Huang Mengqing, Yu Hongchuan, Zhang Jianjun
National Centre for Computer Animation, Bournemouth University, Poole, BH12 5BB, UK.
Sci Rep. 2025 Mar 21;15(1):9747. doi: 10.1038/s41598-025-93005-5.
There is an ongoing and dedicated effort to estimate bounds on the generalization error of deep learning models, coupled with an increasing interest with practical metrics that can be used to experimentally evaluate a model's ability to generalize. This interest is not only driven by practical considerations but is also vital for theoretical research, as theoretical estimations require practical validation. However, there is currently a lack of research on benchmarking the generalization capacity of various deep networks and verifying these theoretical estimations. This paper aims to introduce a practical generalization metric for benchmarking different deep networks and proposes a novel testbed for the verification of theoretical estimations. Our findings indicate that a deep network's generalization capacity in classification tasks is contingent upon both classification accuracy and the diversity of unseen data. The proposed metric system is capable of quantifying the accuracy of deep learning models and the diversity of data, providing an intuitive and quantitative evaluation method - a trade-off point. Furthermore, we compare our practical metric with existing generalization theoretical estimations using our benchmarking testbed. It is discouraging to note that most of the available generalization estimations do not correlate with the practical measurements obtained using our testbed. On the other hand, this finding is significant as it exposes the shortcomings of theoretical estimations and inspires new exploration.
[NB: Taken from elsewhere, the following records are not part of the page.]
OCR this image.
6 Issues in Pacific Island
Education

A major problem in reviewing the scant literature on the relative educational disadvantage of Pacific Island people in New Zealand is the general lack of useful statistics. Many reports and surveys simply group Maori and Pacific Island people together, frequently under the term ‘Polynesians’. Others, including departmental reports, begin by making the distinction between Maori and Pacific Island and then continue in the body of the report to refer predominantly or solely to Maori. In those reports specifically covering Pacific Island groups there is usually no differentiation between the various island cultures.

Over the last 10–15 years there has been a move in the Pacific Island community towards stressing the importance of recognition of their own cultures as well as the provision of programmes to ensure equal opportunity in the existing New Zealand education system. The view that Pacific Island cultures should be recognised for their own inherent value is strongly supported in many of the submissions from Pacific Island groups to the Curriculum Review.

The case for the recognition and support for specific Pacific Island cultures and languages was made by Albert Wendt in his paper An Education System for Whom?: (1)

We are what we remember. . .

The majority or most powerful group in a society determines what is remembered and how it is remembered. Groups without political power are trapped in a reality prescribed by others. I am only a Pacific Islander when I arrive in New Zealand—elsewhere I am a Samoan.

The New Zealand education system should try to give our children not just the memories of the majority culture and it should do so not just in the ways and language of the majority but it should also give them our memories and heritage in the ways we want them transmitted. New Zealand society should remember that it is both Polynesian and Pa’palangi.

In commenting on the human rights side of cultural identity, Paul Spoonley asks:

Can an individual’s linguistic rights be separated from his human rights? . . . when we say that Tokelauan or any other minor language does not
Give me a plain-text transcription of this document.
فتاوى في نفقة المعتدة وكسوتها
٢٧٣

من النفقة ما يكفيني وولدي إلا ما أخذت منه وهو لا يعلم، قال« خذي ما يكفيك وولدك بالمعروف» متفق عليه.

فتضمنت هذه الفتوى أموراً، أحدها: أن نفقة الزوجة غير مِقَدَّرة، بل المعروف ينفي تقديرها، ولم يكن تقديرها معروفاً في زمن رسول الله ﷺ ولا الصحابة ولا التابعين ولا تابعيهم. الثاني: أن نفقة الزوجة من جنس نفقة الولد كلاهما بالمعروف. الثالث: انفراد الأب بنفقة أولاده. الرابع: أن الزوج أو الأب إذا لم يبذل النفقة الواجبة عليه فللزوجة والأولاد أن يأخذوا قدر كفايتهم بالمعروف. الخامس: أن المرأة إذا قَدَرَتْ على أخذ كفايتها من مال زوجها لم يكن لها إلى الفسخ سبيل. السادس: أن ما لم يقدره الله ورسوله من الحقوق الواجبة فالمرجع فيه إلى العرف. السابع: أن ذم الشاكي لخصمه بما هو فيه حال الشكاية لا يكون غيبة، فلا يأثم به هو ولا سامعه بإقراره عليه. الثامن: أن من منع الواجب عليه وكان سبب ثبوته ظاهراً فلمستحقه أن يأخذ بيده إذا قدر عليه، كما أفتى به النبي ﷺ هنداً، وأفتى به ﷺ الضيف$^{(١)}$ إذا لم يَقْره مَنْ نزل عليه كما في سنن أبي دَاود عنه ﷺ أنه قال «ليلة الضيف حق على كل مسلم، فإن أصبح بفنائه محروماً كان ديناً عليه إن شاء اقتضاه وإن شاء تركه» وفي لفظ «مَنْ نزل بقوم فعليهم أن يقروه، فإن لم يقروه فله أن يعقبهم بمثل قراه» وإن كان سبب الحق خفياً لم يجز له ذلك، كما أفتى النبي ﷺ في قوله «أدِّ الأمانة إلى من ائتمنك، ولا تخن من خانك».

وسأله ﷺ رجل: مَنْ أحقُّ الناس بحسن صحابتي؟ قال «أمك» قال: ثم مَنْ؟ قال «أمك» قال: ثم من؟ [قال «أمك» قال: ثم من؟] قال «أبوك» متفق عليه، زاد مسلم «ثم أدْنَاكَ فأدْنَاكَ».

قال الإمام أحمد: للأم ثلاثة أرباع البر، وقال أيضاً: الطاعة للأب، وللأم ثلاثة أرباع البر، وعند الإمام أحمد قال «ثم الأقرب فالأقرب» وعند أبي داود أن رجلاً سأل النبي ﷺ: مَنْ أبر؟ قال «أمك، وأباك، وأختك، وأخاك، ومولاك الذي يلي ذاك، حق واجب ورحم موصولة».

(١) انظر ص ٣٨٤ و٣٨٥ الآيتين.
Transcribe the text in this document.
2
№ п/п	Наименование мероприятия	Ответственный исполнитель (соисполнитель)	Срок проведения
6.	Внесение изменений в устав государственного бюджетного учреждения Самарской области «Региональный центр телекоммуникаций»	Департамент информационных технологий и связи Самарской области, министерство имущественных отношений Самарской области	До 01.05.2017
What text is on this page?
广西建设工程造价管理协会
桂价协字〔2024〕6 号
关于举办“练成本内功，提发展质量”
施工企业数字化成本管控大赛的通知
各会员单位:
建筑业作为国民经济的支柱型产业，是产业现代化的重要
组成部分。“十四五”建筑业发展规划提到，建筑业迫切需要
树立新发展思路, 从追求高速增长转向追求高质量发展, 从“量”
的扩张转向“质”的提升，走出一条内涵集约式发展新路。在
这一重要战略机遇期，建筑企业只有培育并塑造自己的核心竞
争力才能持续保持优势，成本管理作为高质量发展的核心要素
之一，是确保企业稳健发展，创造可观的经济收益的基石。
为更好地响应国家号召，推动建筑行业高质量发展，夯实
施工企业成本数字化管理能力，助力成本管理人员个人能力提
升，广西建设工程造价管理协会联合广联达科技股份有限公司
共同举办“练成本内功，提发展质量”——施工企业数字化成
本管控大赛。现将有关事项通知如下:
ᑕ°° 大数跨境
人们正在持续且专注地努力估计深度学习模型泛化误差的界限,同时,对于可用于通过实验评估模型泛化能力的实用指标的兴趣也与日俱增。这种兴趣不仅受到实际考量的驱动,对于理论研究也至关重要,因为理论估计需要实际验证。然而,目前缺乏关于对各种深度网络的泛化能力进行基准测试并验证这些理论估计的研究。本文旨在引入一种用于对不同深度网络进行基准测试的实用泛化指标,并提出一个用于验证理论估计的新型测试平台。我们的研究结果表明,深度网络在分类任务中的泛化能力取决于分类准确率和未见数据的多样性。所提出的指标系统能够量化深度学习模型的准确性和数据的多样性,提供一种直观且定量的评估方法——一个权衡点。此外,我们使用我们的基准测试平台将我们的实用指标与现有的泛化理论估计进行比较。值得注意的是,大多数现有的泛化估计与使用我们的测试平台获得的实际测量结果不相关,这令人沮丧。另一方面,这一发现意义重大,因为它揭示了理论估计的缺点并激发了新的探索。